Now as I look back on some of the “river teeth” experiences that made me feel different I am amused (http://carolahand.wordpress.com/2014/01/03/the-fools-prayer/ ), although other experiences were excruciatingly painful at the time (https://carolahand.wordpress.com/2013/10/26/reflections-on-river-teeth/ ). In retrospect I am grateful for the lessons I learned and grateful that I found Gibran’s work. His writing offers wisdom and hope.
“Out of suffering have emerged the strongest souls; the most massive characters are seared with scars.” (http://www.brainyquote.com/quotes/quotes/k/khalilgibr386848.html)
Overall, I have learned to accept this existential sense of difference with humor and humility, knowing that much of the pain and suffering in the world comes from trying to escape the reality that we are all ultimately alone. We are all unique. Each one of us has unique gifts to offer if we are willing to take the risk to express who we really are and care enough to face the possibility of rejection and ridicule.
Gibran’s work continues to be an important source of guidance in my life.
“We wanderers, ever seeking the lonelier way, begin no day where we have ended another day; and no sunrise finds us where the sunset left us.
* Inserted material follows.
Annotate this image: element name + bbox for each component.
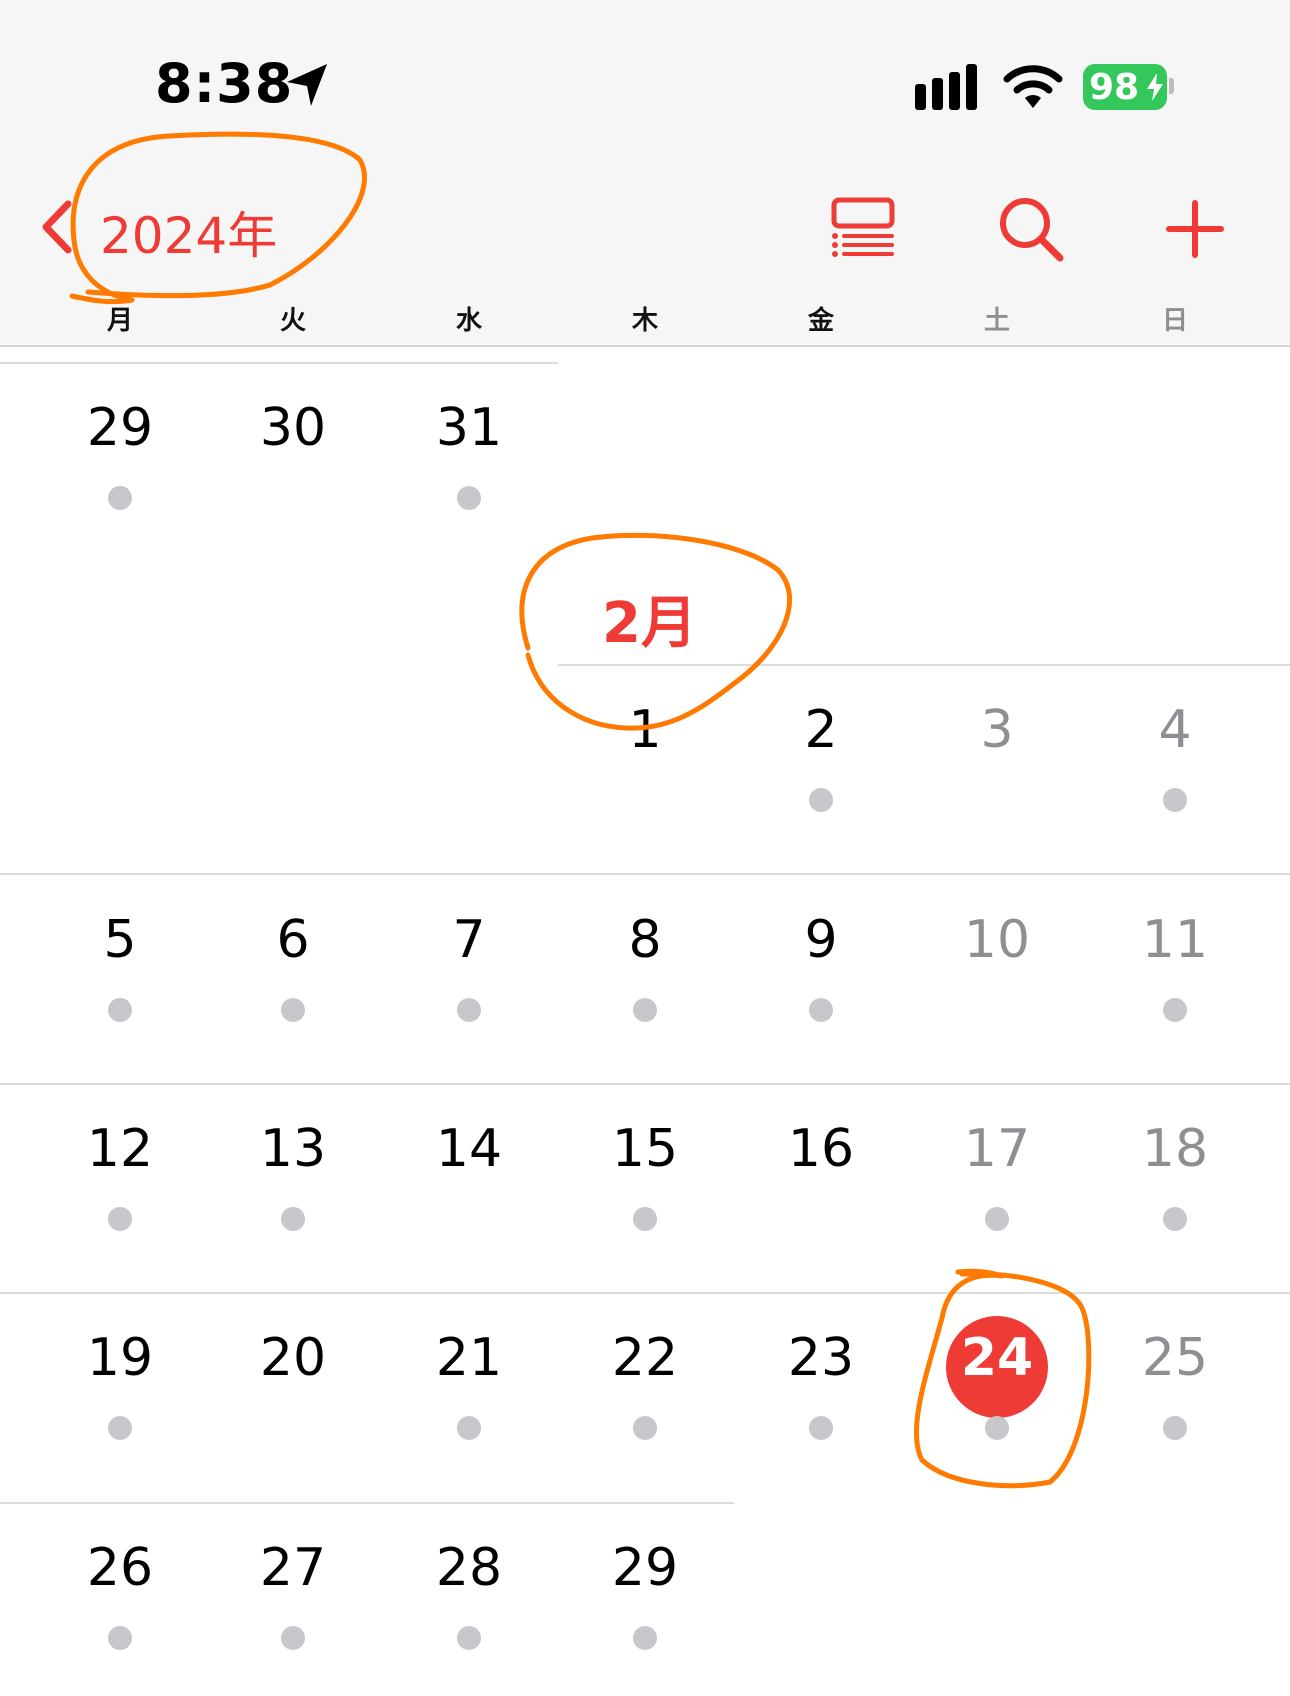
plus-icon[interactable] (1166, 200, 1224, 258)
event-dot (809, 788, 833, 812)
day-cell[interactable]: 27 (208, 1538, 378, 1598)
weekday-label: 金 (807, 306, 834, 336)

Even while the earth sleeps we travel.
We are the seeds of the tenacious plant, and it is in our ripeness and our fullness of heart that we are given to the wind and scattered.” (Kahlil Gibran, pp. 82-83).
Chi Miigwetch for asking this important question, Trace. I hope my answer does it justice and conveys my gratitude that as wonderers, our paths have brought us together.
Note: River teeth are the hard resinous knots that are all that remain after the softer wooden fibers of pine trees have been dissolved by the river waters into which they have fallen. (David James Duncan, 2006). Applied to life, they are the memories that remain decades later as transformative experiences and epiphanies.
Duncan, J. D. (2006). River Teeth: Stories and writings. New York, NY: Dial Press Trade Paperbacks.
Kahlil Gibran (2002). The Prophet. New York, NY: Alfred A. Knopf, Inc.